The book is out later this year, and you can pre-order a copy through Kickstarter here.
What is it about comics that drew you to the artform?
I think it’s the visual aspect of the story telling. Sometimes when I’m talking to people at conventions they ask me what I prefer about comics, the drawing or the writing. For me, now it’s neither. I love drawing and writing equally, but I loved drawing first and started writing comics in order to give myself something to draw.
How did you get into making comics in the first place?
I’ve always loved drawing and got interested in comics from reading my dad’s Calvin & Hobbes books. I started out making short gag strips as a teenager, which were a good starting point. Eventually I began to feel constrained by the short strip format and wanted to put a bit more feeling into my comics. The turning point for me was coming across a copy of Jason’s The Iron Wagon. What struck me about that comic was that the art was quite simple but extremely atmospheric and it looked like something that I wanted to try and make.

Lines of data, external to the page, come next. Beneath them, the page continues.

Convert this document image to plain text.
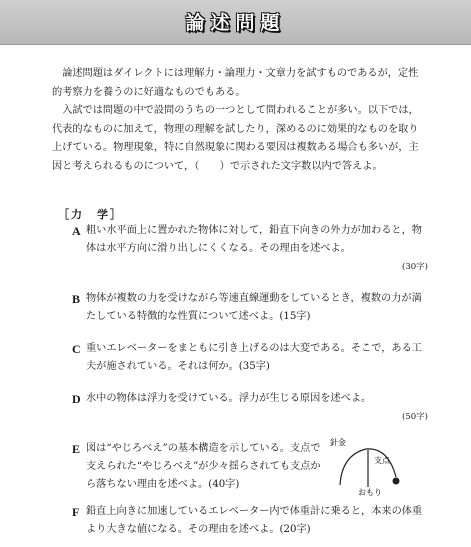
論述問題

論述問題はダイレクトには理解力・論理力・文章力を試すものであるが，定性的考察力を養うのに好適なものでもある。

入試では問題の中で設問のうちの一つとして問われることが多い。以下では，代表的なものに加えて，物理の理解を試したり，深めるのに効果的なものを取り上げている。物理現象，特に自然現象に関わる要因は複数ある場合も多いが，主因と考えられるものについて，（　　）で示された文字数以内で答えよ。

［力　学］
A 粗い水平面上に置かれた物体に対して，鉛直下向きの外力が加わると，物体は水平方向に滑り出しにくくなる。その理由を述べよ。
(30字)
B 物体が複数の力を受けながら等速直線運動をしているとき，複数の力が満たしている特徴的な性質について述べよ。(15字)
C 重いエレベーターをまともに引き上げるのは大変である。そこで，ある工夫が施されている。それは何か。(35字)
D 水中の物体は浮力を受けている。浮力が生じる原因を述べよ。
(50字)
E 図は“やじろべえ”の基本構造を示している。支点で支えられた“やじろべえ”が少々揺らされても支点から落ちない理由を述べよ。(40字)
針金
支点
おもり
F 鉛直上向きに加速しているエレベーター内で体重計に乗ると，本来の体重より大きな値になる。その理由を述べよ。(20字)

What inspired The Standing Stones?
The setting is greatly inspired by the landscape of the North East of Scotland, particularly the sand dunes and links land just north of Aberdeen. As for the story, I wouldn’t say that there was any one thing. It’s something that evolved slowly over time from an early version about someone using a fake monster to keep people away from their criminal hideout. After a few different incarnations it eventually evolved into a supernatural story.
What makes comics so well suited to horror and supernatural storytelling?
This is a tough one, because I’m not sure that comics are any better for telling this kind of story than any other medium. Prose has the advantage of making the reader use their imagination, which can conjur up something far scarier than an image on a page or a screen. But then, there are plenty of bad horror novels! I’d say that what matters most is that the story is well told rather than the medium.
You’ve now got a number of long webcomic series under your belt. How do you go about planning and creating longer form work, and what are the challenges of telling longer stories?
One of the most important things I’ve found is to have a definite idea in mind for the ending. I normally start there and then go back to the beginning and make a note of various plot points I want to hit along the way. This method leaves room for me to take deviations in the story but means I never get too far off the main plot thread.
Do you listen to anything whilst drawing?
I usually have some music on. I’ll listen to most genres but I find that something with few words like Godspeed You! Black Emperor or Mogwai is good for drawing to.
Can you recommend something you watched, played or read recently?
I’ve just finished reading Ballad of the Whiskey Robber by Julian Rubinstein. As well as being the thrilling true story of an ice hockey goalie turned bank robber, it’s also an interesting portrait of a country struggling to adjust to life post-communism.